5 Big Tips for a Carbon Friendly Christmas

How deep is your Christmas carbon footprint? If you’re looking to have a green holiday and save the climate by saving on fuel, we have some tips for you.

This is serious business. The year 2016 is going into the record books for crossing several key thresholds for climate change, according to a number of experts. August 2016 was the warmest August in 136 years of modern record-keeping, according to NASA. The Arctic is seeing record low sea ice this year, which is devastating the natural habitats of polar bears and contributing to steady sea level rise. On the other end of the planet, an unprecedented 70-mile crack has opened up in Antarctica. It has the potential to create an ice berg the size of Delaware.

1 Million Tons of Waste for the Holidays

The amount of household trash in the United States generally increases 25 percent between Thanksgiving and New Year’s Day. About 1 million extra tons of waste ends up in landfills, according to the U.S. Environmental Protection Agency.

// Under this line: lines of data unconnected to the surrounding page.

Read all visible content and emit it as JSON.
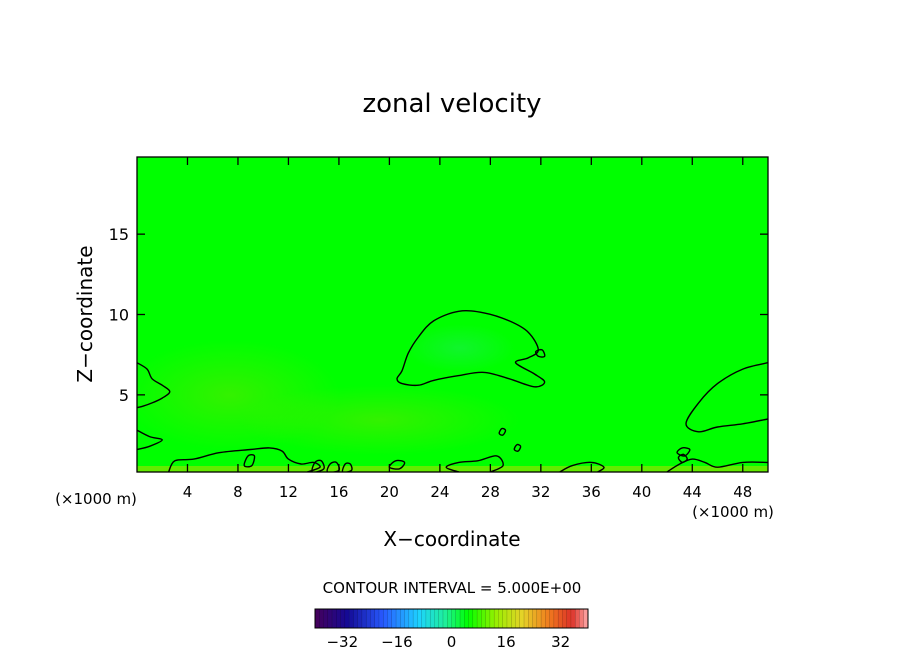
{
  "chart_data": {
    "type": "heatmap",
    "title": "zonal velocity",
    "xlabel": "X−coordinate",
    "ylabel": "Z−coordinate",
    "x_units_left": "(×1000 m)",
    "x_units_right": "(×1000 m)",
    "xlim": [
      0,
      50
    ],
    "ylim": [
      0.2,
      19.8
    ],
    "x_ticks": [
      4,
      8,
      12,
      16,
      20,
      24,
      28,
      32,
      36,
      40,
      44,
      48
    ],
    "x_tick_labels": [
      "4",
      "8",
      "12",
      "16",
      "20",
      "24",
      "28",
      "32",
      "36",
      "40",
      "44",
      "48"
    ],
    "y_ticks": [
      5,
      10,
      15
    ],
    "y_tick_labels": [
      "5",
      "10",
      "15"
    ],
    "contour_interval_text": "CONTOUR INTERVAL = 5.000E+00",
    "colorbar": {
      "range": [
        -40,
        40
      ],
      "tick_values": [
        -32,
        -16,
        0,
        16,
        32
      ],
      "tick_labels": [
        "−32",
        "−16",
        "0",
        "16",
        "32"
      ]
    },
    "contours": [
      {
        "name": "jet-core",
        "points": [
          [
            21.0,
            6.5
          ],
          [
            21.5,
            7.6
          ],
          [
            22.3,
            8.6
          ],
          [
            23.5,
            9.6
          ],
          [
            25.5,
            10.2
          ],
          [
            27.5,
            10.1
          ],
          [
            29.5,
            9.6
          ],
          [
            31.0,
            8.9
          ],
          [
            31.8,
            7.8
          ],
          [
            31.0,
            7.3
          ],
          [
            30.0,
            7.0
          ],
          [
            31.5,
            6.3
          ],
          [
            32.3,
            5.8
          ],
          [
            31.5,
            5.5
          ],
          [
            29.5,
            6.0
          ],
          [
            27.5,
            6.4
          ],
          [
            25.5,
            6.2
          ],
          [
            23.5,
            5.9
          ],
          [
            22.3,
            5.6
          ],
          [
            21.0,
            5.7
          ],
          [
            20.6,
            6.0
          ]
        ],
        "closed": true
      },
      {
        "name": "right-cell",
        "points": [
          [
            50.0,
            7.0
          ],
          [
            48.0,
            6.6
          ],
          [
            46.0,
            5.7
          ],
          [
            44.5,
            4.5
          ],
          [
            43.5,
            3.2
          ],
          [
            44.5,
            2.7
          ],
          [
            46.0,
            3.0
          ],
          [
            48.0,
            3.2
          ],
          [
            50.0,
            3.5
          ]
        ],
        "closed": false
      },
      {
        "name": "left-cell",
        "points": [
          [
            0.0,
            7.0
          ],
          [
            0.8,
            6.6
          ],
          [
            1.2,
            6.0
          ],
          [
            2.0,
            5.6
          ],
          [
            2.6,
            5.2
          ],
          [
            2.0,
            4.8
          ],
          [
            1.2,
            4.5
          ],
          [
            0.5,
            4.3
          ],
          [
            0.0,
            4.2
          ]
        ],
        "closed": false
      },
      {
        "name": "left-lower",
        "points": [
          [
            0.0,
            2.8
          ],
          [
            1.0,
            2.4
          ],
          [
            2.0,
            2.2
          ],
          [
            1.0,
            1.8
          ],
          [
            0.0,
            1.6
          ]
        ],
        "closed": false
      },
      {
        "name": "low-band-1",
        "points": [
          [
            2.5,
            0.2
          ],
          [
            3.0,
            0.9
          ],
          [
            4.5,
            1.0
          ],
          [
            6.5,
            1.4
          ],
          [
            9.0,
            1.6
          ],
          [
            10.5,
            1.7
          ],
          [
            11.5,
            1.5
          ],
          [
            12.0,
            1.0
          ],
          [
            13.0,
            0.7
          ],
          [
            14.0,
            0.8
          ],
          [
            14.5,
            0.5
          ],
          [
            13.5,
            0.2
          ]
        ],
        "closed": false
      },
      {
        "name": "low-band-2",
        "points": [
          [
            25.5,
            0.2
          ],
          [
            24.5,
            0.5
          ],
          [
            25.5,
            0.8
          ],
          [
            27.0,
            0.9
          ],
          [
            28.5,
            1.2
          ],
          [
            29.0,
            0.6
          ],
          [
            28.0,
            0.2
          ]
        ],
        "closed": false
      },
      {
        "name": "low-band-3",
        "points": [
          [
            33.5,
            0.2
          ],
          [
            34.5,
            0.6
          ],
          [
            36.0,
            0.8
          ],
          [
            37.0,
            0.5
          ],
          [
            36.5,
            0.2
          ]
        ],
        "closed": false
      },
      {
        "name": "low-band-4",
        "points": [
          [
            42.0,
            0.2
          ],
          [
            43.0,
            0.7
          ],
          [
            44.0,
            1.0
          ],
          [
            45.0,
            0.8
          ],
          [
            46.0,
            0.5
          ],
          [
            48.0,
            0.8
          ],
          [
            50.0,
            0.8
          ]
        ],
        "closed": false
      },
      {
        "name": "loop-1",
        "points": [
          [
            13.9,
            0.2
          ],
          [
            14.1,
            0.8
          ],
          [
            14.6,
            0.9
          ],
          [
            14.8,
            0.4
          ]
        ],
        "closed": true
      },
      {
        "name": "loop-2",
        "points": [
          [
            15.1,
            0.2
          ],
          [
            15.3,
            0.7
          ],
          [
            15.8,
            0.8
          ],
          [
            16.0,
            0.3
          ]
        ],
        "closed": true
      },
      {
        "name": "loop-3",
        "points": [
          [
            16.3,
            0.2
          ],
          [
            16.5,
            0.7
          ],
          [
            16.9,
            0.7
          ],
          [
            17.0,
            0.3
          ]
        ],
        "closed": true
      },
      {
        "name": "loop-4",
        "points": [
          [
            8.5,
            0.6
          ],
          [
            8.8,
            1.2
          ],
          [
            9.3,
            1.2
          ],
          [
            9.1,
            0.6
          ]
        ],
        "closed": true
      },
      {
        "name": "loop-5",
        "points": [
          [
            20.0,
            0.5
          ],
          [
            20.5,
            0.9
          ],
          [
            21.2,
            0.8
          ],
          [
            20.8,
            0.4
          ]
        ],
        "closed": true
      },
      {
        "name": "loop-6",
        "points": [
          [
            28.7,
            2.6
          ],
          [
            28.9,
            2.9
          ],
          [
            29.2,
            2.8
          ],
          [
            29.0,
            2.5
          ]
        ],
        "closed": true
      },
      {
        "name": "loop-7",
        "points": [
          [
            29.9,
            1.6
          ],
          [
            30.1,
            1.9
          ],
          [
            30.4,
            1.8
          ],
          [
            30.2,
            1.5
          ]
        ],
        "closed": true
      },
      {
        "name": "loop-8",
        "points": [
          [
            31.6,
            7.7
          ],
          [
            31.8,
            7.4
          ],
          [
            32.3,
            7.4
          ],
          [
            32.1,
            7.8
          ]
        ],
        "closed": true
      },
      {
        "name": "loop-9",
        "points": [
          [
            42.8,
            1.4
          ],
          [
            43.2,
            1.7
          ],
          [
            43.8,
            1.6
          ],
          [
            43.4,
            1.2
          ]
        ],
        "closed": true
      },
      {
        "name": "loop-10",
        "points": [
          [
            42.9,
            1.1
          ],
          [
            43.3,
            1.3
          ],
          [
            43.6,
            1.0
          ],
          [
            43.2,
            0.8
          ]
        ],
        "closed": true
      }
    ]
  }
}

So what can you do to help? While it may seem that your carbon footprint is shrinking — holiday traffic to retail outlets has plunged, more and more people stay home to watch Netflix and Hulu instead of venturing out to the Cineplex – every action can have an equal and opposite reaction (Newton’s Third Law of Physics).

The products you order on Amazon require a legion of workers, truckers and myriad forms of transportation (land, sea and air) to get to your door. Increasingly, those fuel expenditures often seem to be dedicated to one package per delivery per order based on availability. So just because you’re driving less doesn’t mean there is less driving.

But we don’t want you to go without. So in that spirit, we offer these tips to help “green” your Christmas, Hanukkah, Kwanzaa or other holiday gathering without making you suffer.

  1. Make Your Thermostat Smarter – There are no shortage of apps and systems to make your home and thermostat smarter so you can turn up the heat (or the air conditioning, depending on what part of the country you’re in) from the office or as you’re heading home in your car. Some even help by reading the current temperature and weather predications. The key is not to be heating (or cooling) your home unnecessarily when you’re not there.
  2. Buy a Living Christmas TreeNASA has done the math, and a real tree really does have a much lower carbon footprint than a plastic one. How? Here’s NASA’s reasoning: “Farmers grow trees especially for the holidays. They plant huge tracts of land in beautiful noble pines, Douglas firs, blue spruce, and other favorites. It may take 8 to 12 years to grow a good sized tree. But during that time, the tree is taking in carbon dioxide and releasing oxygen. It is cleaning the air and helping slow climate change. If people didn’t buy the cut trees, the farmers wouldn’t plant them.”
  3. Keep It Local – This is simple. Whether they’re flown or driven to our home, it takes more resources for imported goods to reach our homes and offices. Buying local products cuts carbon emissions while boosting the local economy. Locally grown organic produce and manufactured handicrafts really help, particularly if the raw materials are sustainably sourced, like twigs, leaves and pine cones.
  4. Wrap, Recycle, Wrap – or Don’t Wrap at All – Do you really need to wrap that gift? Especially if you’re not giving it to a child, and especially if it’s not going to sit under a Christmas tree for a week or more, is there any reason to wrap that gift? According to the EPA, half of the paper America consumes is used to wrap and decorate consumer products. Many different types of wrapping papers – especially those that are shiny or feel waxy – contain chemical compounds and metals that are particularly unkind to the environment. Some environmentalists suggest using newspapers, brown paper bags or old maps to wrap gifts. Others say wrap but don’t use a box. Instead of using ribbons or bows, adorn gifts with a sprig of evergreen. If you do use ribbons, bows and bags, reuse them next year.
  5. LED Lights – Energy-efficient LED (light-emitting diode) Christmas lights are up to 90 percent more efficient than regular tungsten bulbs. The EPA and numerous experts also stress that they’re far safer and last longer, too. Use automatic timers. That ensures they’ll turn themselves off after you go to bed, saving power and guaranteeing that your carbon footprint won’t be naughty, but nice.